Quantum Hall States in Graphene from Strain-Induced Nonuniform Magnetic Fields

TL;DR

This paper investigates how strain-induced nonuniform magnetic fields in graphene create unique quantum Hall states, revealing differences from traditional magnetic fields and proposing experimental tests involving sublattice polarization.

Contribution

It introduces a theoretical framework for understanding strain-induced pseudomagnetic fields in graphene and compares predictions with tight-binding calculations, highlighting potential experimental signatures.

Findings

Strain causes nonuniform pseudomagnetic fields in graphene.

Key properties differ from those under real magnetic fields.
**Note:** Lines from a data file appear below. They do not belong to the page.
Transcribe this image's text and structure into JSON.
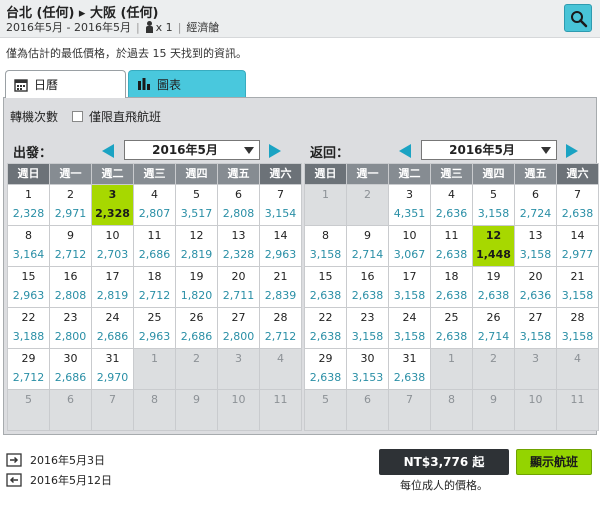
{
  "header": {
    "route": "台北 (任何) ▸ 大阪 (任何)",
    "dates": "2016年5月 - 2016年5月",
    "passengers": "x 1",
    "cabin": "經濟艙"
  },
  "notice": "僅為估計的最低價格，於過去 15 天找到的資訊。",
  "tabs": {
    "calendar": "日曆",
    "chart": "圖表"
  },
  "filters": {
    "stops_label": "轉機次數",
    "direct_only_label": "僅限直飛航班"
  },
  "weekdays": [
    "週日",
    "週一",
    "週二",
    "週三",
    "週四",
    "週五",
    "週六"
  ],
  "calendars": [
    {
      "title": "出發：",
      "month": "2016年5月",
      "cells": [
        {
          "d": "1",
          "p": "2,328"
        },
        {
          "d": "2",
          "p": "2,971"
        },
        {
          "d": "3",
          "p": "2,328",
          "sel": true
        },
        {
          "d": "4",
          "p": "2,807"
        },
        {
          "d": "5",
          "p": "3,517"
        },
        {
          "d": "6",
          "p": "2,808"
        },
        {
          "d": "7",
          "p": "3,154"
        },
        {
          "d": "8",
          "p": "3,164"
        },
        {
          "d": "9",
          "p": "2,712"
        },
        {
          "d": "10",
          "p": "2,703"
        },
        {
          "d": "11",
          "p": "2,686"
        },
        {
          "d": "12",
          "p": "2,819"
        },
        {
          "d": "13",
          "p": "2,328"
        },
        {
          "d": "14",
          "p": "2,963"
        },
        {
          "d": "15",
          "p": "2,963"
        },
        {
          "d": "16",
          "p": "2,808"
        },
        {
          "d": "17",
          "p": "2,819"
        },
        {
          "d": "18",
          "p": "2,712"
        },
        {
          "d": "19",
          "p": "1,820"
        },
        {
          "d": "20",
          "p": "2,711"
        },
        {
          "d": "21",
          "p": "2,839"
        },
        {
          "d": "22",
          "p": "3,188"
        },
        {
          "d": "23",
          "p": "2,800"
        },
        {
          "d": "24",
          "p": "2,686"
        },
        {
          "d": "25",
          "p": "2,963"
        },
        {
          "d": "26",
          "p": "2,686"
        },
        {
          "d": "27",
          "p": "2,800"
        },
        {
          "d": "28",
          "p": "2,712"
        },
        {
          "d": "29",
          "p": "2,712"
        },
        {
          "d": "30",
          "p": "2,686"
        },
        {
          "d": "31",
          "p": "2,970"
        },
        {
          "d": "1",
          "dis": true
        },
        {
          "d": "2",
          "dis": true
        },
        {
          "d": "3",
          "dis": true
        },
        {
          "d": "4",
          "dis": true
        },
        {
          "d": "5",
          "dis": true
        },
        {
          "d": "6",
          "dis": true
        },
        {
          "d": "7",
          "dis": true
        },
        {
          "d": "8",
          "dis": true
        },
        {
          "d": "9",
          "dis": true
        },
        {
          "d": "10",
          "dis": true
        },
        {
          "d": "11",
          "dis": true
        }
      ]
    },
    {
      "title": "返回：",
      "month": "2016年5月",
      "cells": [
        {
          "d": "1",
          "dis": true
        },
        {
          "d": "2",
          "dis": true
        },
        {
          "d": "3",
          "p": "4,351"
        },
        {
          "d": "4",
          "p": "2,636"
        },
        {
          "d": "5",
          "p": "3,158"
        },
        {
          "d": "6",
          "p": "2,724"
        },
        {
          "d": "7",
          "p": "2,638"
        },
        {
          "d": "8",
          "p": "3,158"
        },
        {
          "d": "9",
          "p": "2,714"
        },
        {
          "d": "10",
          "p": "3,067"
        },
        {
          "d": "11",
          "p": "2,638"
        },
        {
          "d": "12",
          "p": "1,448",
          "sel": true
        },
        {
          "d": "13",
          "p": "3,158"
        },
        {
          "d": "14",
          "p": "2,977"
        },
        {
          "d": "15",
          "p": "2,638"
        },
        {
          "d": "16",
          "p": "2,638"
        },
        {
          "d": "17",
          "p": "3,158"
        },
        {
          "d": "18",
          "p": "2,638"
        },
        {
          "d": "19",
          "p": "2,638"
        },
        {
          "d": "20",
          "p": "2,636"
        },
        {
          "d": "21",
          "p": "3,158"
        },
        {
          "d": "22",
          "p": "2,638"
        },
        {
          "d": "23",
          "p": "3,158"
        },
        {
          "d": "24",
          "p": "3,158"
        },
        {
          "d": "25",
          "p": "2,638"
        },
        {
          "d": "26",
          "p": "2,714"
        },
        {
          "d": "27",
          "p": "3,158"
        },
        {
          "d": "28",
          "p": "3,158"
        },
        {
          "d": "29",
          "p": "2,638"
        },
        {
          "d": "30",
          "p": "3,153"
        },
        {
          "d": "31",
          "p": "2,638"
        },
        {
          "d": "1",
          "dis": true
        },
        {
          "d": "2",
          "dis": true
        },
        {
          "d": "3",
          "dis": true
        },
        {
          "d": "4",
          "dis": true
        },
        {
          "d": "5",
          "dis": true
        },
        {
          "d": "6",
          "dis": true
        },
        {
          "d": "7",
          "dis": true
        },
        {
          "d": "8",
          "dis": true
        },
        {
          "d": "9",
          "dis": true
        },
        {
          "d": "10",
          "dis": true
        },
        {
          "d": "11",
          "dis": true
        }
      ]
    }
  ],
  "footer": {
    "depart_date": "2016年5月3日",
    "return_date": "2016年5月12日",
    "price": "NT$3,776 起",
    "price_note": "每位成人的價格。",
    "show_flights": "顯示航班"
  },
  "colors": {
    "accent": "#49c8dd",
    "selected": "#a7d800",
    "price_text": "#2a8fa6",
    "button": "#94d400"
  }
}
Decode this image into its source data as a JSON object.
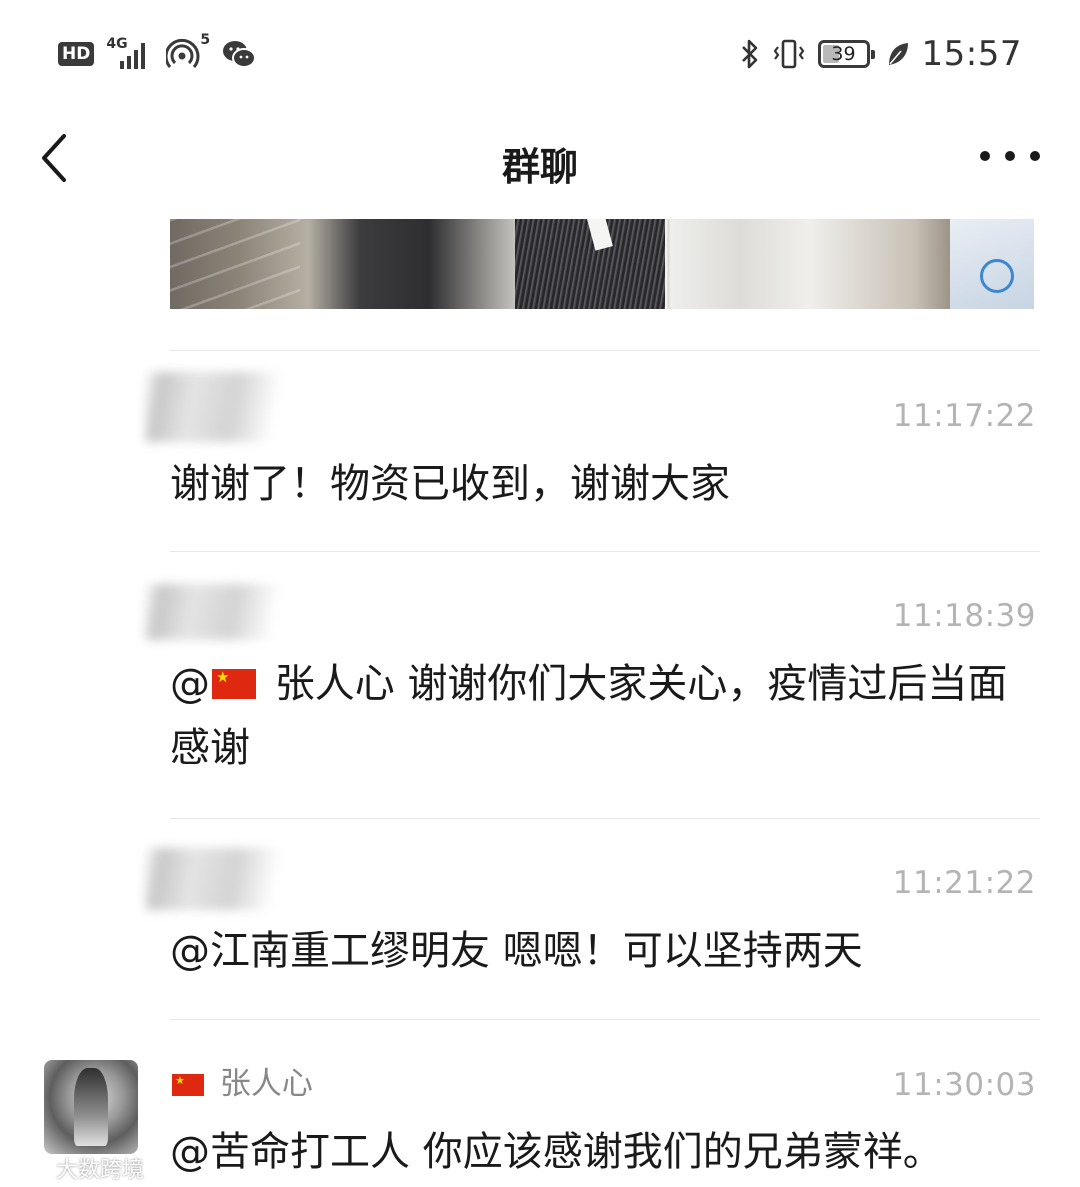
{
  "status_bar": {
    "hd_badge": "HD",
    "network_type": "4G",
    "hotspot_count": "5",
    "battery_level": "39",
    "battery_fraction": 0.39,
    "time": "15:57",
    "icons": [
      "signal-bars-icon",
      "hotspot-icon",
      "wechat-icon",
      "bluetooth-icon",
      "vibrate-icon",
      "battery-icon",
      "eco-leaf-icon"
    ]
  },
  "nav": {
    "title": "群聊",
    "back_icon": "chevron-left-icon",
    "more_icon": "more-dots-icon"
  },
  "messages": [
    {
      "time": "11:17:22",
      "text": "谢谢了！物资已收到，谢谢大家"
    },
    {
      "time": "11:18:39",
      "mention": "@",
      "mention_name": "张人心",
      "text": "谢谢你们大家关心，疫情过后当面感谢"
    },
    {
      "time": "11:21:22",
      "text": "@江南重工缪明友 嗯嗯！可以坚持两天"
    },
    {
      "time": "11:30:03",
      "sender": "张人心",
      "text": "@苦命打工人 你应该感谢我们的兄弟蒙祥。"
    }
  ],
  "watermark": {
    "text": "大数跨境",
    "logo": "weibo-logo"
  }
}
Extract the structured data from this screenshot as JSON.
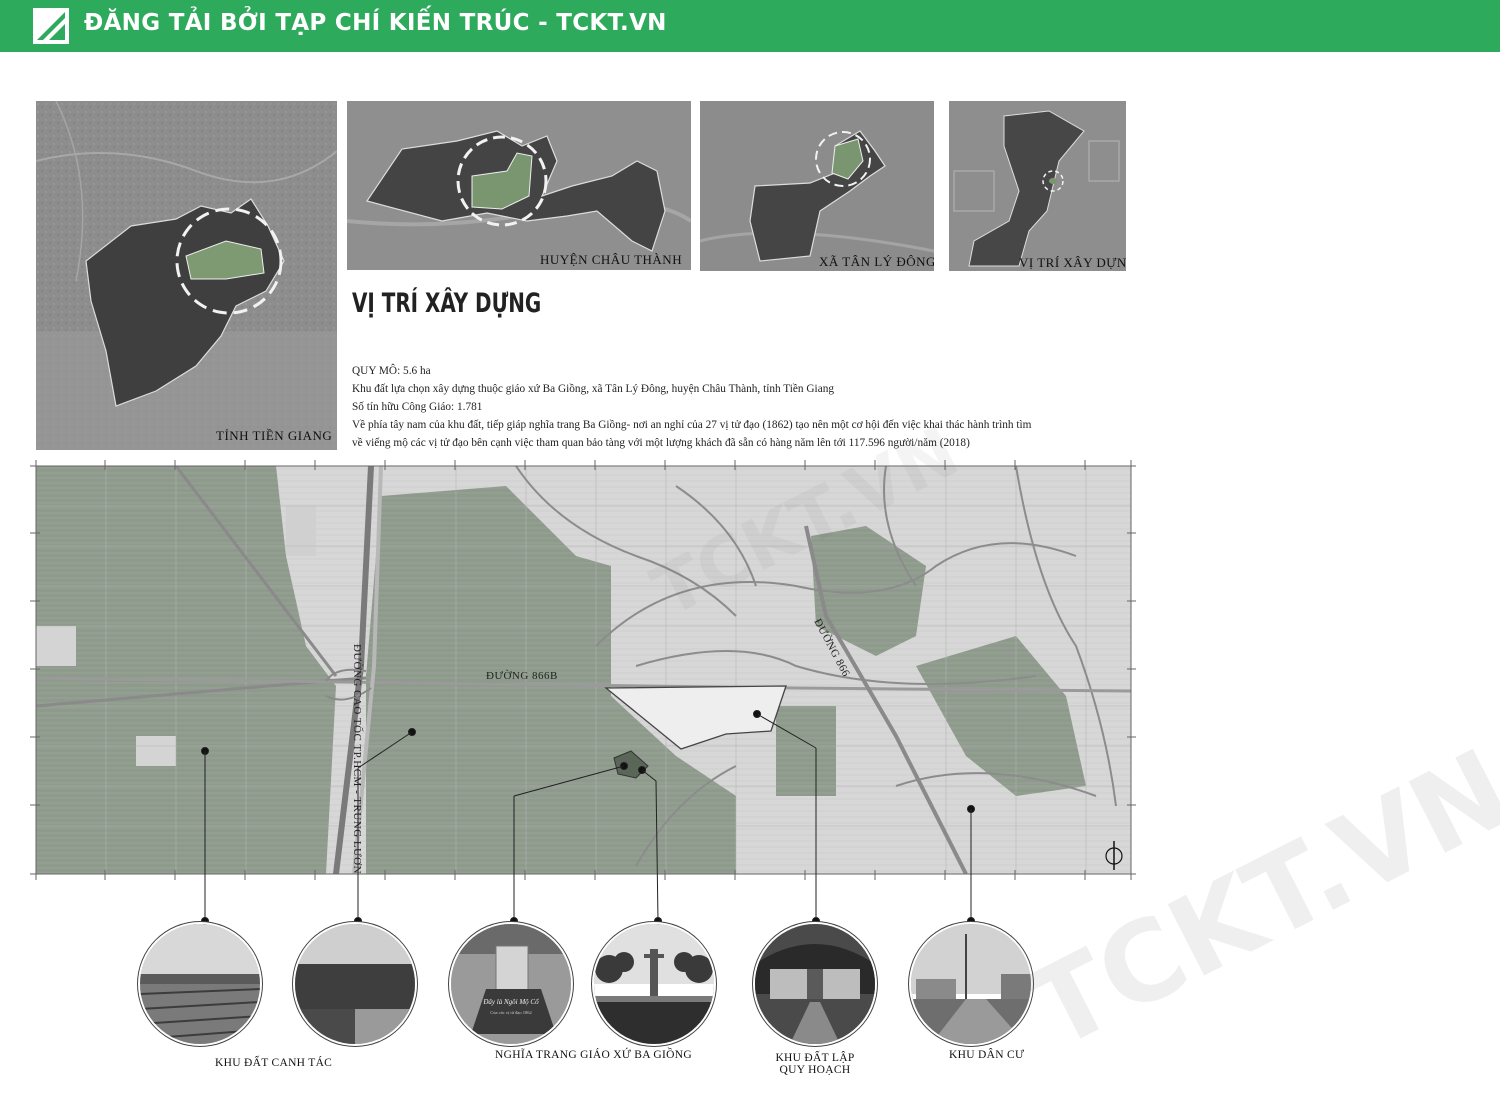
{
  "header": {
    "title": "ĐĂNG TẢI BỞI TẠP CHÍ KIẾN TRÚC - TCKT.VN",
    "bg_color": "#2eaa5c",
    "logo_icon": "tckt-logo-icon"
  },
  "panels": {
    "tinh_tien_giang": "TỈNH TIỀN GIANG",
    "huyen_chau_thanh": "HUYỆN CHÂU THÀNH",
    "xa_tan_ly_dong": "XÃ TÂN LÝ ĐÔNG",
    "vi_tri_xay_dung": "VỊ TRÍ XÂY DỰNG"
  },
  "section": {
    "title": "VỊ TRÍ XÂY DỰNG",
    "lines": [
      "QUY MÔ: 5.6 ha",
      "Khu đất lựa chọn xây dựng thuộc giáo xứ Ba Giồng,  xã Tân Lý Đông, huyện Châu Thành, tỉnh Tiền Giang",
      "Số tín hữu Công Giáo: 1.781",
      "Về phía tây nam của khu đất, tiếp giáp nghĩa trang Ba Giồng- nơi an nghỉ của 27 vị tử đạo (1862) tạo nên một cơ hội đến việc khai thác hành trình tìm",
      "về viếng mộ các vị tử đạo bên cạnh việc tham quan bảo tàng với một lượng khách đã sẵn có hàng năm lên tới 117.596 người/năm (2018)"
    ]
  },
  "map": {
    "road_866b": "ĐƯỜNG 866B",
    "road_866": "ĐƯỜNG 866",
    "expressway": "ĐƯỜNG CAO TỐC TP.HCM - TRUNG LƯƠNG",
    "north_icon": "north-arrow-icon",
    "colors": {
      "farmland": "#8e9a8c",
      "urban": "#d9d9d9",
      "site": "#eeeeee",
      "road": "#9a9a9a"
    }
  },
  "captions": {
    "khu_dat_canh_tac": "KHU ĐẤT CANH TÁC",
    "nghia_trang": "NGHĨA TRANG GIÁO XỨ BA GIỒNG",
    "khu_dat_lap_1": "KHU ĐẤT LẬP",
    "khu_dat_lap_2": "QUY HOẠCH",
    "khu_dan_cu": "KHU DÂN CƯ"
  },
  "photos": {
    "tomb_text_1": "Đây là Ngôi Mộ Cổ",
    "tomb_text_2": "Của các vị tử đạo 1862"
  },
  "watermark": "TCKT.VN"
}
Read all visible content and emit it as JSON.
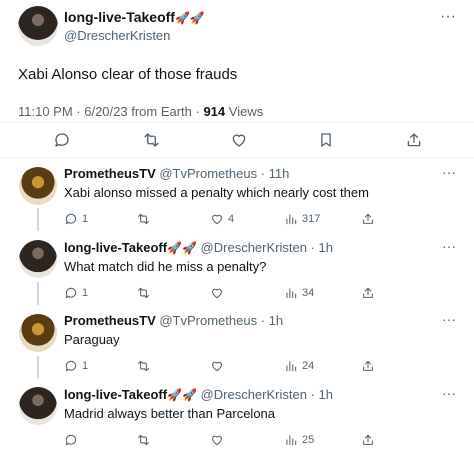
{
  "main_tweet": {
    "display_name": "long-live-Takeoff",
    "name_emojis": "🚀🚀",
    "handle": "@DrescherKristen",
    "text": "Xabi Alonso clear of those frauds",
    "time_and_source": "11:10 PM · 6/20/23 from Earth · ",
    "views_count": "914",
    "views_label": " Views"
  },
  "replies": [
    {
      "display_name": "PrometheusTV",
      "name_emojis": "",
      "meta": " @TvPrometheus · 11h",
      "text": "Xabi alonso missed a penalty which nearly cost them",
      "replies_count": "1",
      "retweets_count": "",
      "likes_count": "4",
      "views_count": "317"
    },
    {
      "display_name": "long-live-Takeoff",
      "name_emojis": "🚀🚀",
      "meta": " @DrescherKristen · 1h",
      "text": "What match did he miss a penalty?",
      "replies_count": "1",
      "retweets_count": "",
      "likes_count": "",
      "views_count": "34"
    },
    {
      "display_name": "PrometheusTV",
      "name_emojis": "",
      "meta": " @TvPrometheus · 1h",
      "text": "Paraguay",
      "replies_count": "1",
      "retweets_count": "",
      "likes_count": "",
      "views_count": "24"
    },
    {
      "display_name": "long-live-Takeoff",
      "name_emojis": "🚀🚀",
      "meta": " @DrescherKristen · 1h",
      "text": "Madrid always better than Parcelona",
      "replies_count": "",
      "retweets_count": "",
      "likes_count": "",
      "views_count": "25"
    }
  ],
  "more_icon_glyph": "···",
  "colors": {
    "text": "#0f1419",
    "secondary": "#536471",
    "divider": "#eff3f4",
    "thread_line": "#cfd9de"
  }
}
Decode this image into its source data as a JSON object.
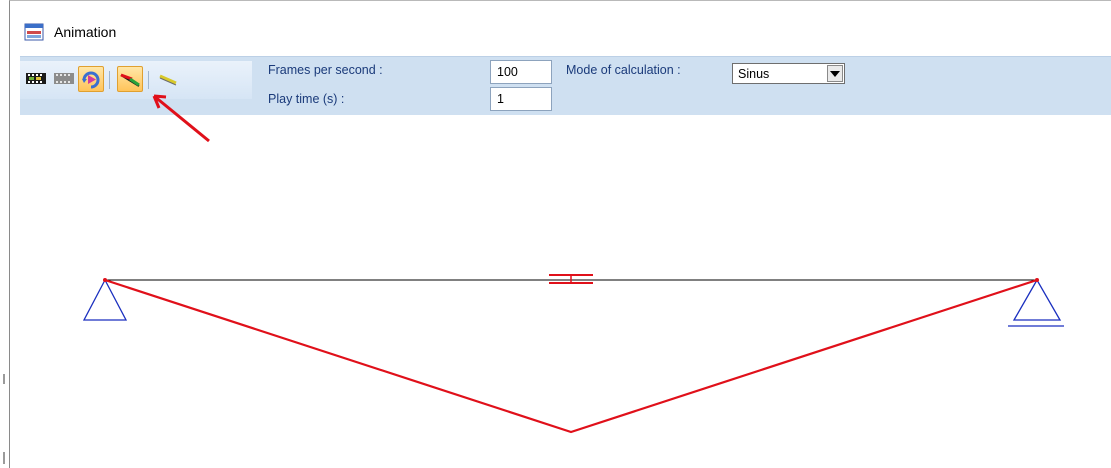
{
  "window": {
    "title": "Animation",
    "title_icon": "animation-window-icon"
  },
  "toolbar": {
    "buttons": [
      {
        "name": "film-strip-icon",
        "active": false
      },
      {
        "name": "film-strip-disabled-icon",
        "active": false
      },
      {
        "name": "loop-play-icon",
        "active": true
      },
      {
        "name": "deformed-beam-icon",
        "active": true
      },
      {
        "name": "beam-line-icon",
        "active": false
      }
    ],
    "frames_per_second_label": "Frames per second :",
    "frames_per_second_value": "100",
    "play_time_label": "Play time (s) :",
    "play_time_value": "1",
    "mode_label": "Mode of calculation :",
    "mode_value": "Sinus"
  },
  "colors": {
    "toolbar_bg": "#cfe0f1",
    "beam": "#000000",
    "deformation": "#e0101a",
    "support": "#1a2fbf",
    "label_text": "#1a3a7a",
    "annotation_arrow": "#e0101a"
  }
}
Hubbard interactions induce measurable sublattice polarization.

Abstract

We examine strain-induced quantized Landau levels in graphene. Specifically, arc-bend strains are found to cause nonuniform pseudomagnetic fields. Using an effective Dirac model which describes the low-energy physics around the nodal points, we show that several of the key qualitative properties of graphene in a strain-induced pseudomagnetic field are different compared to the case of an externally applied physical magnetic field. We discuss how using different strain strengths allows us to spatially separate the two components of the pseudospinor on the different sublattices of graphene. These results are checked against a tight-binding calculation on the graphene honeycomb lattice, which is found to exhibit all the features described. Furthermore, we find that introducing a Hubbard repulsion on the mean-field level induces a measurable polarization difference between the A and the B sublattices, which provides an independent experimental test of the theory presented here.